Aviões militares japoneses e sul-coreanos sobrevoaram uma zona aérea disputada no mar do Leste da China, sem avisar as autoridades chinesas, desafiando uma nova zona de defesa aérea decretada por Pequim. Na segunda-feira, dois caças B-52 dos Estados Unidos, decolaram da ilha de Guam, no Pacífico, e atravessaram a região sem avisar as autoridades chinesas.


Essa frente conjunta de desafio acentua a pressão sobre o regime comunista. A própria imprensa oficial chinesa falou em riscos dessa “guerra psicológica”.

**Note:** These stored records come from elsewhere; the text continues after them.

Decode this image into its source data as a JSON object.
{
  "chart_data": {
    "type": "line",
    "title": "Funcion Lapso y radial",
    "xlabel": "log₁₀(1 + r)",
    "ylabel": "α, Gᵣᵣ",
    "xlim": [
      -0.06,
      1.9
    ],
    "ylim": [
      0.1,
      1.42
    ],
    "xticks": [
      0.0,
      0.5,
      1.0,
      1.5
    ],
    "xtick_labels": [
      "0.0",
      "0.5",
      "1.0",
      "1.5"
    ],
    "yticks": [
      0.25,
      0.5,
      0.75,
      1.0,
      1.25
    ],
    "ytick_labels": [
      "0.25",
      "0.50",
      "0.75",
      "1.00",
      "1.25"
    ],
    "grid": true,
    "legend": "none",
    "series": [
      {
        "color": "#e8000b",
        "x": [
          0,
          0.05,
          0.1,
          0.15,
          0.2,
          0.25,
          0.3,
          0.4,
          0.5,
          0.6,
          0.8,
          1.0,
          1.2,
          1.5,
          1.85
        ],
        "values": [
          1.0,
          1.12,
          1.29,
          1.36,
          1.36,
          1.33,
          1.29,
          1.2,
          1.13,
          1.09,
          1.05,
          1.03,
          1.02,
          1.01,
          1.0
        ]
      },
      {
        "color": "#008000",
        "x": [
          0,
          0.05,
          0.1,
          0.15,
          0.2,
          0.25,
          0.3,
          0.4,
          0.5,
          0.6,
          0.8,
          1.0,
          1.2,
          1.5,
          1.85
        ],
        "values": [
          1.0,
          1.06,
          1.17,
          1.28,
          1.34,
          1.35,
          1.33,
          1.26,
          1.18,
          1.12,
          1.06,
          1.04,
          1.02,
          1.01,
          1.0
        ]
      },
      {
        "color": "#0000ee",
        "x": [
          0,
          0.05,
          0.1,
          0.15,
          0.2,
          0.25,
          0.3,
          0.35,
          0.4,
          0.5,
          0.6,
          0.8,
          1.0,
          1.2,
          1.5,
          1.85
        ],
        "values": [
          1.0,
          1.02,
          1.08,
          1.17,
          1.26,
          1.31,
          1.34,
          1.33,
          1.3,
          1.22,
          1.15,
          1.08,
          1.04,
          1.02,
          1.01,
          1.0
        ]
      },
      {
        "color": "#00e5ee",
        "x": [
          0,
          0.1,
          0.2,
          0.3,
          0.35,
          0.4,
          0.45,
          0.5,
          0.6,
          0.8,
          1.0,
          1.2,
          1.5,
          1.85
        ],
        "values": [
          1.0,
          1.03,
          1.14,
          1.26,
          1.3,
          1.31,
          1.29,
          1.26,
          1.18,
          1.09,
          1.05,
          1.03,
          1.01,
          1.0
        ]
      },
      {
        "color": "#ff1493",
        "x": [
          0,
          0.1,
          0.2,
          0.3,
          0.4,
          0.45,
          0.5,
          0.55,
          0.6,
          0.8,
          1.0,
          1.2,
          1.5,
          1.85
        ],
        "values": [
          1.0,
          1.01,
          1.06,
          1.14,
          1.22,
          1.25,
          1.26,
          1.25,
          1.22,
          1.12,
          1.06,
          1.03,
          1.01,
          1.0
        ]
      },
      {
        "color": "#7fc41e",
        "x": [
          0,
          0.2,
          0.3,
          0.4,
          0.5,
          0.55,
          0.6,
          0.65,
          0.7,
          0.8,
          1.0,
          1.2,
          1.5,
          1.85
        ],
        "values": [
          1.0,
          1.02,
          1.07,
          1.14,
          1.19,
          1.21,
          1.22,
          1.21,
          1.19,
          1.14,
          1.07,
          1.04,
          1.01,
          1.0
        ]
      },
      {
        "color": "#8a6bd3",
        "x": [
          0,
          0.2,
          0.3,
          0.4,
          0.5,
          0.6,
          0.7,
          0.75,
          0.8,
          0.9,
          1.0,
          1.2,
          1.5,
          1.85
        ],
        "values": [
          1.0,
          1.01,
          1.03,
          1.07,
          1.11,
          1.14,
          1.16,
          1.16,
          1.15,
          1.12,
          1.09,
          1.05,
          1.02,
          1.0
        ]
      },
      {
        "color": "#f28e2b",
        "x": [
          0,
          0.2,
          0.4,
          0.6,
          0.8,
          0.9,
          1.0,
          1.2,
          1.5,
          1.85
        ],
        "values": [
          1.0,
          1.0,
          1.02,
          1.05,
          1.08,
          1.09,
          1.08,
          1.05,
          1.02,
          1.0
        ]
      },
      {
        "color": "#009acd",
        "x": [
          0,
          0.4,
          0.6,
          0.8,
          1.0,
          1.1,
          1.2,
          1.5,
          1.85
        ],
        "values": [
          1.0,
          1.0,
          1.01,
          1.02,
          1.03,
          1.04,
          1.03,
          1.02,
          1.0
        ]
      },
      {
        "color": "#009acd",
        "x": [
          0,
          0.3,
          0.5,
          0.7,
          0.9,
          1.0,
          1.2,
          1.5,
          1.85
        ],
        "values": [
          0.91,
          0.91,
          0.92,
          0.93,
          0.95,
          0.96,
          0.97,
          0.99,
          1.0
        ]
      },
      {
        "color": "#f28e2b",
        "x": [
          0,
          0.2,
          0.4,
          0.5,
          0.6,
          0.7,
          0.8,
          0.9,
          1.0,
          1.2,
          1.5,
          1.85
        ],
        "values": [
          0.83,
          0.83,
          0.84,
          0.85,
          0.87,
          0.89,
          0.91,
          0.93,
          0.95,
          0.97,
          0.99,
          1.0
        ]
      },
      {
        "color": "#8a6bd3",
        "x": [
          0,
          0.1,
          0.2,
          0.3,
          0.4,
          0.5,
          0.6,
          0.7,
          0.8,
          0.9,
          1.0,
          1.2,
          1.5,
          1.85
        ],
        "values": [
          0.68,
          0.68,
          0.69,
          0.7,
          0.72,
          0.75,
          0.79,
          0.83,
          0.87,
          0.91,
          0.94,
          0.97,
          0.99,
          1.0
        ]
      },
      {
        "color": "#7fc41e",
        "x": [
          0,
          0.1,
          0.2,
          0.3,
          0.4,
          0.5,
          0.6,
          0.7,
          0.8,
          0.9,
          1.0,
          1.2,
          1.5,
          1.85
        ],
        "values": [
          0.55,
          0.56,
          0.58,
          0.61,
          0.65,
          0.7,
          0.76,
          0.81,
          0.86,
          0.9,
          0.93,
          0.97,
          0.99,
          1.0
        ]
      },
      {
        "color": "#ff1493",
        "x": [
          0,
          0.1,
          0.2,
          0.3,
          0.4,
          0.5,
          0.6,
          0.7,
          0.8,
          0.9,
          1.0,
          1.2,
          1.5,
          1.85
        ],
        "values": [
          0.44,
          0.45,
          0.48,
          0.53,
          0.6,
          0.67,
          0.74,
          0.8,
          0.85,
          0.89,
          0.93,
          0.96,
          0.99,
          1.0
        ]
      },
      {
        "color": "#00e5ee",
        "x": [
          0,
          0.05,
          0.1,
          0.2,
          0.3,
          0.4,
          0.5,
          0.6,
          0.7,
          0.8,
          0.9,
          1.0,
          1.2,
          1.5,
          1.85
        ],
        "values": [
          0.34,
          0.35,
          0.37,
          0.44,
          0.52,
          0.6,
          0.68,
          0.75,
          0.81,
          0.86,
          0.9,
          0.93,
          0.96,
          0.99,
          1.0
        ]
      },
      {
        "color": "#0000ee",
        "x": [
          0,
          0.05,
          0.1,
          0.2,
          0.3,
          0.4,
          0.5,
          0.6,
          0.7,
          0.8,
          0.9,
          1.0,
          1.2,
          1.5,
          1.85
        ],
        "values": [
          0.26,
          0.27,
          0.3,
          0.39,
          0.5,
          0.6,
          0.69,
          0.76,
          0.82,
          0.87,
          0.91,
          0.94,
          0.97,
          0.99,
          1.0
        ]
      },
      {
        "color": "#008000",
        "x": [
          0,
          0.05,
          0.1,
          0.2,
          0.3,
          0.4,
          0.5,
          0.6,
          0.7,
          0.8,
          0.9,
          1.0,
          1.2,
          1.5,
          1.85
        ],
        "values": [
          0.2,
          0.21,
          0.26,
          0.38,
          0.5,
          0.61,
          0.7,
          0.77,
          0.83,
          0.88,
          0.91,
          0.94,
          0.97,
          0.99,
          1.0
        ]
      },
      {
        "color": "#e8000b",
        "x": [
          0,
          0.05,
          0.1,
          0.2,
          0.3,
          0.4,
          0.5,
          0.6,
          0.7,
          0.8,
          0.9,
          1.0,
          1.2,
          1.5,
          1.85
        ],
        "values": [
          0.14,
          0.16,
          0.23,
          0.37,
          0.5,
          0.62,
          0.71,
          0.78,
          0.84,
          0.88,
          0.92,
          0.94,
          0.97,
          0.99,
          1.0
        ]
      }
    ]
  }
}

Pequim anunciou unilateralmente no sábado uma “zona de identificação da defesa aérea” sobre uma grande parte do mar do Leste da China, zona que inclui as ilhas Senkaku, arquipélago administrado pelo Japão, mas reivindicado por Pequim sob o nome de Diaoyu. Segundo as novas regras ditadas por Pequim, os aviões que pretendam passar pela zona devem apresentar um plano de voo, especificar a nacionalidade e permanecer em contato por rádio com as autoridades chinesas.

Reações

A decisão, além de desafiar a reivindicação japonesa pelas ilhas, foi vista como uma afronta ao domínio dos EUA na região. Washington não se posiciona sobre a soberania das ilhas, mas reconhece o controle administrativo do Japão sobre as ilhas desabitadas, mas potencialmente ricas em recursos.

O decreto chinês deu início a uma tempestade diplomática, com reações hostis de diversos países na região da Ásia-Pacífico, onde as ambições marítimas da China são cada vez mais inquietantes.